Sears Holdings (NASDAQOTH:SHLDQ) and J.C. Penney (NYSE:JCP) are in a race to the bottom. While the former has often been seen as the retailer that would file for bankruptcy first, the latter is giving it a run for its money.
With both facing serious financial hardships, will this be the last Christmas that either Sears or J.C. Penney -- or both -- see?
The case against Sears Holdings
Sears Holdings has been on life support for several years. The department store chain is being propped up by a series of cash infusions coming from chairman and CEO Eddie Lampert, who continuously extends loans to Sears to allow it to make it through whatever current crisis it's facing.
Lately, that is shoring up vendor nerves as they fret about being able to get paid if they ship product to the retailer. It's already lost several high-profile suppliers, including toymaker JAKKS Pacific (NASDAQ:JAKK) last year and most recently appliance maker Whirlpool (NYSE:WHR), which could be devastating to its ability to bring in customers.
In the last month alone, Lampert has loaned Sears money three times. It borrowed $100 million from Lampert's hedge fund, ESL Investments, with a stipulation to lend up to $100 million more by Dec. 1 if Sears identified additional collateral to secure the loan. A little over two weeks later, it borrowed another $40 million and then a week later took the remaining $60 million.
Over the last two years, Sears has borrowed about $2 billion to keep the business open. And this despite the fact it has closed hundreds of stores to reduce its costs. Between July 2016 and July 2017, Sears closed more than 340 stores, and it has closed more than 25% of its stores this year alone. It just announced it will be shuttering another 63 stores.
The problem is that the retailer is burning through cash faster than it can make it. Ratings agency Fitch Ratings says it needs to raise around $2 billion annually just to keep the lights on. While Lampert has made some smart branding deals this year with its remaining assets like Kenmore and DieHard, it's likely too little too late, and it remains difficult to believe it can survive at this rate for very long.
The case against J.C. Penney
J.C. Penney hardly looks any better off. While it had veered very close to running off the rails several years ago after then-CEO Ron Johnson tried to modernize its approach to retailing, causing its customer base to abandon it, the company seemed to regain control.
But part of its problem was that its customer numbers had been dwindling prior to Johnson assuming the helm and his efforts were an attempt to stem the flow. Of course, they only hastened their exit, and after Johnson was ousted from the position, the remedies deployed only stopped the hemorrhaging. It never fully recovered.
In the age of Amazon.com (NASDAQ:AMZN), that hasn't been nearly enough. J.C. Penney did try to bring back items popular with its customers, like an expanded home department and appliances, but they have not been enough to turn the tide.
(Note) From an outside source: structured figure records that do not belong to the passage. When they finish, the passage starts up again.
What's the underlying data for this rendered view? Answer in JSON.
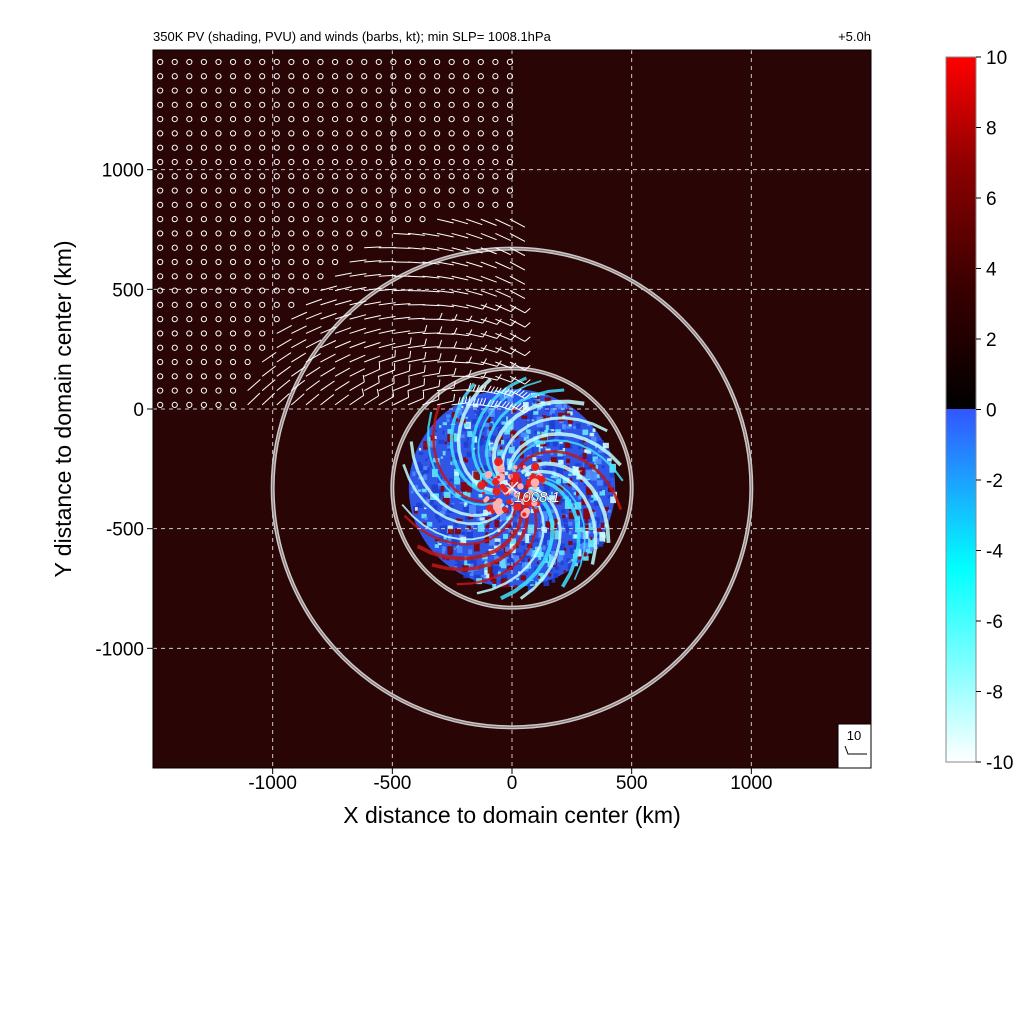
{
  "chart_data": {
    "type": "heatmap",
    "title": "350K PV (shading, PVU) and winds (barbs, kt); min SLP= 1008.1hPa",
    "time_label": "+5.0h",
    "xlabel": "X distance to domain center (km)",
    "ylabel": "Y distance to domain center (km)",
    "xlim": [
      -1500,
      1500
    ],
    "ylim": [
      -1500,
      1500
    ],
    "x_ticks": [
      -1000,
      -500,
      0,
      500,
      1000
    ],
    "y_ticks": [
      1000,
      500,
      0,
      -500,
      -1000
    ],
    "x_tick_labels": [
      "-1000",
      "-500",
      "0",
      "500",
      "1000"
    ],
    "y_tick_labels": [
      "1000",
      "500",
      "0",
      "-500",
      "-1000"
    ],
    "grid": true,
    "colorbar": {
      "range": [
        -10,
        10
      ],
      "ticks": [
        10,
        8,
        6,
        4,
        2,
        0,
        -2,
        -4,
        -6,
        -8,
        -10
      ],
      "tick_labels": [
        "10",
        "8",
        "6",
        "4",
        "2",
        "0",
        "-2",
        "-4",
        "-6",
        "-8",
        "-10"
      ],
      "positive_colors": [
        "#000000",
        "#3a0000",
        "#900000",
        "#ff0000"
      ],
      "negative_colors": [
        "#ffffff",
        "#00ffff",
        "#3355ff"
      ]
    },
    "background_pv": 1.2,
    "vortex_center": [
      0,
      -330
    ],
    "pv_region_radius_km": 440,
    "range_rings_km": [
      500,
      1000
    ],
    "min_slp_label": "1008.1",
    "barb_reference_label": "10",
    "colors": {
      "background_field": "#2a0505",
      "grid": "#cccccc",
      "rings": "#c8c8c8",
      "barbs": "#ffffff"
    }
  }
}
What seems to be spelling doom for J.C. Penney now is its women's apparel business. This segment has long accounted for a quarter of the department store's revenue, but lately it hasn't been moving merchandise. In its third-quarter earnings report, chairman and CEO Marvin Ellison said it would be revamping women's apparel and liquidating much of its inventory, which led it to revise its third-quarter guidance. J.C.Penney now expects to lose $0.40 to $0.45 per share for the period, more than double its previous estimates.
Amazon is also poised to become the largest apparel retailer this year, with an expected $28 billion in sales, surpassing current leader Macy's (NYSE:M), which ought to report sales of around $22 billion.
Unlike Sears, however, J.C. Penney doesn't have a deep-pocketed sugar daddy to turn to and be bailed out when the going gets tough. While that means both are unlikely to make it through to Christmas 2018, J.C. Penney may very well be the first to go under.